Elazığspor-Vanspor FK maçı sonrası yaşanan olayların ardından Elazığspor taraftarlarının gözaltına alınması kamuoyunda tepkilere neden oldu. Gençlik 23 ve Narkoz taraftar grupları ortak bir açıklama yaparak, tribün liderlerine yönelik baskıların dayanılmaz bir noktaya ulaştığını belirtti.

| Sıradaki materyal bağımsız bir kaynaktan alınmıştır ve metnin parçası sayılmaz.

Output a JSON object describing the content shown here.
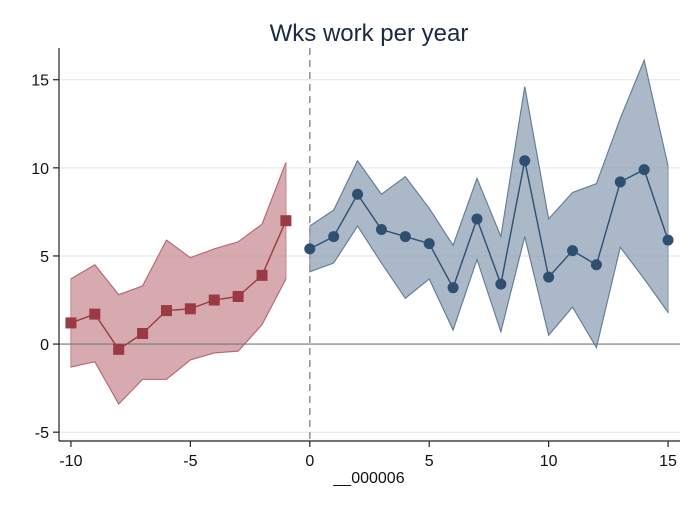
{
  "chart_data": {
    "type": "line",
    "title": "Wks work per year",
    "xlabel": "__000006",
    "ylabel": "",
    "xlim": [
      -10.5,
      15.5
    ],
    "ylim": [
      -5.5,
      16.8
    ],
    "x_ticks": [
      -10,
      -5,
      0,
      5,
      10,
      15
    ],
    "y_ticks": [
      -5,
      0,
      5,
      10,
      15
    ],
    "grid": "horizontal",
    "reference_lines": {
      "y": 0,
      "x": 0
    },
    "series": [
      {
        "marker": "square",
        "color": "#9b3a42",
        "band_fill": "#c88e93",
        "x": [
          -10,
          -9,
          -8,
          -7,
          -6,
          -5,
          -4,
          -3,
          -2,
          -1
        ],
        "y": [
          1.2,
          1.7,
          -0.3,
          0.6,
          1.9,
          2.0,
          2.5,
          2.7,
          3.9,
          7.0
        ],
        "lower": [
          -1.3,
          -1.0,
          -3.4,
          -2.0,
          -2.0,
          -0.9,
          -0.5,
          -0.4,
          1.1,
          3.7
        ],
        "upper": [
          3.7,
          4.5,
          2.8,
          3.3,
          5.9,
          4.9,
          5.4,
          5.8,
          6.8,
          10.3
        ]
      },
      {
        "marker": "circle",
        "color": "#2f4f70",
        "band_fill": "#8da0b4",
        "x": [
          0,
          1,
          2,
          3,
          4,
          5,
          6,
          7,
          8,
          9,
          10,
          11,
          12,
          13,
          14,
          15
        ],
        "y": [
          5.4,
          6.1,
          8.5,
          6.5,
          6.1,
          5.7,
          3.2,
          7.1,
          3.4,
          10.4,
          3.8,
          5.3,
          4.5,
          9.2,
          9.9,
          5.9
        ],
        "lower": [
          4.1,
          4.6,
          6.7,
          4.6,
          2.6,
          3.7,
          0.8,
          4.8,
          0.7,
          6.1,
          0.5,
          2.1,
          -0.2,
          5.5,
          3.7,
          1.8
        ],
        "upper": [
          6.7,
          7.6,
          10.4,
          8.5,
          9.5,
          7.7,
          5.6,
          9.4,
          6.1,
          14.6,
          7.1,
          8.6,
          9.1,
          12.8,
          16.1,
          10.1
        ]
      }
    ],
    "colors": {
      "axis": "#222222",
      "grid": "#dfe5ea",
      "zero_line": "#777777",
      "vline": "#999999"
    }
  }
}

TARAFTARLARDAN YETKİLİLERE SESLENİŞ…
Yapılan ortak açıklamada şu ifadelere yer verildi: “Buradan Elazığ'ın tüm yetkililerine açık çağrımızdır: Başta Sayın Valimiz olmak üzere Elazığ milletvekilleri, belediye başkanları, il başkanları ve emniyet birimleri... Bu şehirde yaşananlara karşı sessiz kalmanız, kamu vicdanında derin bir yara açmaktadır. Son günlerde Elazığspor tribünlerinden bazı taraftar kardeşlerimizin gözaltına alınmasıyla başlayan süreç, tribün liderlerine yapılan baskılar artık kabul edilemez bir noktaya ulaşmıştır. Yaşananlar sadece birkaç gözaltı vakası değildir; bu, Elazığspor camiasına yönelik açık bir sindirme politikasıdır.”
“BİZE GÜNAH KEÇİSİ ROLÜ BİÇİLMEYE ÇALIŞILIYOR”
Taraftar grupları açıklamada şu soruları yöneltti: “Türkiye'nin dört bir yanında yaşanan çok daha ağır tribün olaylarında dahi kimsenin gözaltına alınmadığı durumlar ortadayken, Elazığspor taraftarına yönelik bu orantısız müdahaleyi iyi okumak gerekiyor: Bize günah keçisi rolü biçilmeye çalışılıyor! Kamuoyuna soruyoruz: Van'daki ilk maçta kaç kişi gözaltına alındı? Kaç kişi yargılandı? Aynı standartlar neden Elazığ'da geçerli değil?
Gözaltına alınan kardeşlerimizin büyük kısmı yıllardır Elazığspor'un peşinde koşan, bu şehri temsil eden, tribün kültürüne katkı sunan insanlardır. Şayet ortada bir suç varsa, elbette hukuki süreç işletilsin. Ancak suçun şahsiliği ilkesi yok sayılarak, tribünler topyekûn cezalandırılmak isteniyorsa; buna karşı sessiz kalmamız beklenemez.”
ADALET VE ŞEFFAFLIK ÇAĞRISI
Son olarak açıklamada, Elazığ’ın seçilmiş ve atanmış tüm yöneticileri hukuka ve kamu vicdanına uygun hareket etmeye davet edilerek, şu çağrıda bulunuldu: “Yaşanan sürece müdahil olarak şeffaflık ve adaletin tesisi için gerekli adımları atın. Bu sadece bir tribün meselesi değildir; bu, adaletin herkese eşit işlemesi meselesidir.”